Why is this? There are two answers.
First, the atmosphere is way too complex to be able to perfectly simulate every process involved. Second, we can't observe the atmosphere perfectly to start with.
Small errors in the beginning can grow into large errors down the road. Imagine aiming a squirt gun at a spot on the nearest wall. If your aim is off by the smallest of amounts when you squirt, that amount will be magnified when the water hits the wall. And the farther away the wall is, the more you will miss the target.
The ensemble approach allows us to see how much of a potential effect these initial errors can have over two weeks of weather forecasting. Sometimes the atmosphere is relatively stable, and these small initial errors don't have much of an effect, but sometimes they can lead to huge variances in the solutions.
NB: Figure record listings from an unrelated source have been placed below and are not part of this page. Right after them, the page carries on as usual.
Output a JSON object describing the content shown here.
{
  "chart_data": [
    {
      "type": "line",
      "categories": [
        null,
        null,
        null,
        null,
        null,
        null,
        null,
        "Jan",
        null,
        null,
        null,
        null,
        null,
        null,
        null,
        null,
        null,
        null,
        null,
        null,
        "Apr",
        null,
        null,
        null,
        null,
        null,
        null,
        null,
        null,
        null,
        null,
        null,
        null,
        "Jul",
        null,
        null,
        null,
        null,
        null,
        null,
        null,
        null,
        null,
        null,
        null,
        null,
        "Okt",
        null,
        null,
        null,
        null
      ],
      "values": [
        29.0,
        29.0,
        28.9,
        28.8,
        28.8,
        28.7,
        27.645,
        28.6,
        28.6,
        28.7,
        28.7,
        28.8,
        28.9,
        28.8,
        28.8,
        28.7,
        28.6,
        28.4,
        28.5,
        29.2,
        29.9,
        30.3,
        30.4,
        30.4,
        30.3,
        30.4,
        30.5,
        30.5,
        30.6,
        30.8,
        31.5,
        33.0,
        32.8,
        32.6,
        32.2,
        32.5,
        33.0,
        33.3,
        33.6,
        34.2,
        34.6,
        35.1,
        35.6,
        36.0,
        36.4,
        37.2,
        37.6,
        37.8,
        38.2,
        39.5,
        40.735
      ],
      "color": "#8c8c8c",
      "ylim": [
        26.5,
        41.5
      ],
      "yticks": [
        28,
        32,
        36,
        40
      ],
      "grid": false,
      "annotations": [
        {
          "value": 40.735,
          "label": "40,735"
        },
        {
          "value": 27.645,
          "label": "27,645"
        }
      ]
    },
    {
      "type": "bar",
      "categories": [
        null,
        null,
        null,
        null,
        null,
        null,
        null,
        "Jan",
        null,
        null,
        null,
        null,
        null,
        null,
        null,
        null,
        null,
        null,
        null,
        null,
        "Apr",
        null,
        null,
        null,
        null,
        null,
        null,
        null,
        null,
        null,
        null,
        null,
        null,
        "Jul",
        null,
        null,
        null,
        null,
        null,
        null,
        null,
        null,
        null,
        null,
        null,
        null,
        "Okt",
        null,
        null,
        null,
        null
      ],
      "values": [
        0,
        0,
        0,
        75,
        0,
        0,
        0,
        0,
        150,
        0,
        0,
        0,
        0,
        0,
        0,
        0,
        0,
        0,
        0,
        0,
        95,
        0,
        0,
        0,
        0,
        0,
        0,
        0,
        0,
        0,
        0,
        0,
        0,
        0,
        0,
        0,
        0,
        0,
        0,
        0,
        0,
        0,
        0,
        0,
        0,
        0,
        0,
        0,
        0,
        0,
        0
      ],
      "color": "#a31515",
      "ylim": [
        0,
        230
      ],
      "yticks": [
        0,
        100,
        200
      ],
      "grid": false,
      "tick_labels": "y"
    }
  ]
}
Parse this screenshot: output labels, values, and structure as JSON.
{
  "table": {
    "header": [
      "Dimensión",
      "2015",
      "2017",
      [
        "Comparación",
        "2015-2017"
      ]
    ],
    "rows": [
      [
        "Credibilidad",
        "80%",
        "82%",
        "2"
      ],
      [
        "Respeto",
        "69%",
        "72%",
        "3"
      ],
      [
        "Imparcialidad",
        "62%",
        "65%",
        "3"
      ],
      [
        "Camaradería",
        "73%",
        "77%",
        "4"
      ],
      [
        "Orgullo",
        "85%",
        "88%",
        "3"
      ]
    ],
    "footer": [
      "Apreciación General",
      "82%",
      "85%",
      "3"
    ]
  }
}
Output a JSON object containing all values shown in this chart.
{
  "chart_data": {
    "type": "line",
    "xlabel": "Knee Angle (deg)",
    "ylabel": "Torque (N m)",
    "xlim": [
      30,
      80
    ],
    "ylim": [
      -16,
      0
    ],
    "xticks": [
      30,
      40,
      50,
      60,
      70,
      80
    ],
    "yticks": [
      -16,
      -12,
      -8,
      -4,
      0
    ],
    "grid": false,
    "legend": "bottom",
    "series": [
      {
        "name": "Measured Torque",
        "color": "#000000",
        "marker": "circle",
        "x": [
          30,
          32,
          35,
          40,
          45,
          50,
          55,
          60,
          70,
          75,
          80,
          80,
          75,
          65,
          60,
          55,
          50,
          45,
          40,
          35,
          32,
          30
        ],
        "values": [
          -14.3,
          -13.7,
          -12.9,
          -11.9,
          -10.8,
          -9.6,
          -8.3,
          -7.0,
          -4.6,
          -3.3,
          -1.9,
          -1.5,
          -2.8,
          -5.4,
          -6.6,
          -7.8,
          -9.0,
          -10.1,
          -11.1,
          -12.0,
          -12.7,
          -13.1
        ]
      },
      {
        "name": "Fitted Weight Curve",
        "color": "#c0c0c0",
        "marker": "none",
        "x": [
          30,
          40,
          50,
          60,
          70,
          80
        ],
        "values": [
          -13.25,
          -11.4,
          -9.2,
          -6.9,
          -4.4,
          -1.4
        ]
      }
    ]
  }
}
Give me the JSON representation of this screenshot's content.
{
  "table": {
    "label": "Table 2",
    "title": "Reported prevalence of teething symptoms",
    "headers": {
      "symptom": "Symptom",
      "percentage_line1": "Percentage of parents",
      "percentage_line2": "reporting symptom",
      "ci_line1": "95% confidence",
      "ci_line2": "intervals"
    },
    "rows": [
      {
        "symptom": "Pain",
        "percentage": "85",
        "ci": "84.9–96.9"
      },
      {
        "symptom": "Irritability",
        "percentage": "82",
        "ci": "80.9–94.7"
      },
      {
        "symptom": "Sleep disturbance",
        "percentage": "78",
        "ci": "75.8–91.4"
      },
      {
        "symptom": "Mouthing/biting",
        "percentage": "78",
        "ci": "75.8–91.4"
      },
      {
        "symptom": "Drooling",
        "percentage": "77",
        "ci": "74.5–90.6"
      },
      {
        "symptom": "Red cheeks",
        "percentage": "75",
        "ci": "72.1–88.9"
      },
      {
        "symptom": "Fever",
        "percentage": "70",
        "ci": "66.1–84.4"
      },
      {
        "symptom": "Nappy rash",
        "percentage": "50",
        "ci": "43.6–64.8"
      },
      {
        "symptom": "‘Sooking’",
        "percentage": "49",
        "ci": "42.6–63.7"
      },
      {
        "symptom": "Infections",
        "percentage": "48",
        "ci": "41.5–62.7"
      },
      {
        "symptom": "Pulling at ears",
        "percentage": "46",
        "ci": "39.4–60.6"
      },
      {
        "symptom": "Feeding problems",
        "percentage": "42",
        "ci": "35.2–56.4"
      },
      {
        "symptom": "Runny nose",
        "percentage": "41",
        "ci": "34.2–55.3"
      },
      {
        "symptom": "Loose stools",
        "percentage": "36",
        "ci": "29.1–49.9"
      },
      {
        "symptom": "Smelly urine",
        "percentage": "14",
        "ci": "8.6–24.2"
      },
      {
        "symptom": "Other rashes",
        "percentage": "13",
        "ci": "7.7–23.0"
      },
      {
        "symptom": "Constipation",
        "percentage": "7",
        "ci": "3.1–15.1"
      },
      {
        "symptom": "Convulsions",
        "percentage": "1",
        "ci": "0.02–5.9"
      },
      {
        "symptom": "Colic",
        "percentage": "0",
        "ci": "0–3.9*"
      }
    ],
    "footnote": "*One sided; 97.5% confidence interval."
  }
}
This chart shows an ensemble forecast from Sunday night for cloud cover through the end of the week. This chart is called a "Box and Whisker plot." In this case there are 42 ensemble members, each with slightly different initial conditions. The charts split the data up into four sections, and these sections are called quartiles. The top and bottom quartiles represent the 25 percent of the solutions that have the lowest values and the 25 percent of the solutions with the highest values. The middle two quartiles represent 50 percent of the solutions with the values closest to the median.
By the way, the median is the point where half of all the solutions are higher and half of all the solutions are lower.
If the yellow box is small, there is general agreement among the ensemble members and forecast confidence is high, but if the yellow box is large, don't call your bookie in Vegas, because all bets are off!
There is remarkable agreement among the ensemble members pointing to every day this week being overcast, and the first hope for sunshine doesn't arrive until Saturday. It will be interesting to see how accurate the ensemble members are regarding their certainty of the low degree of uncertainty!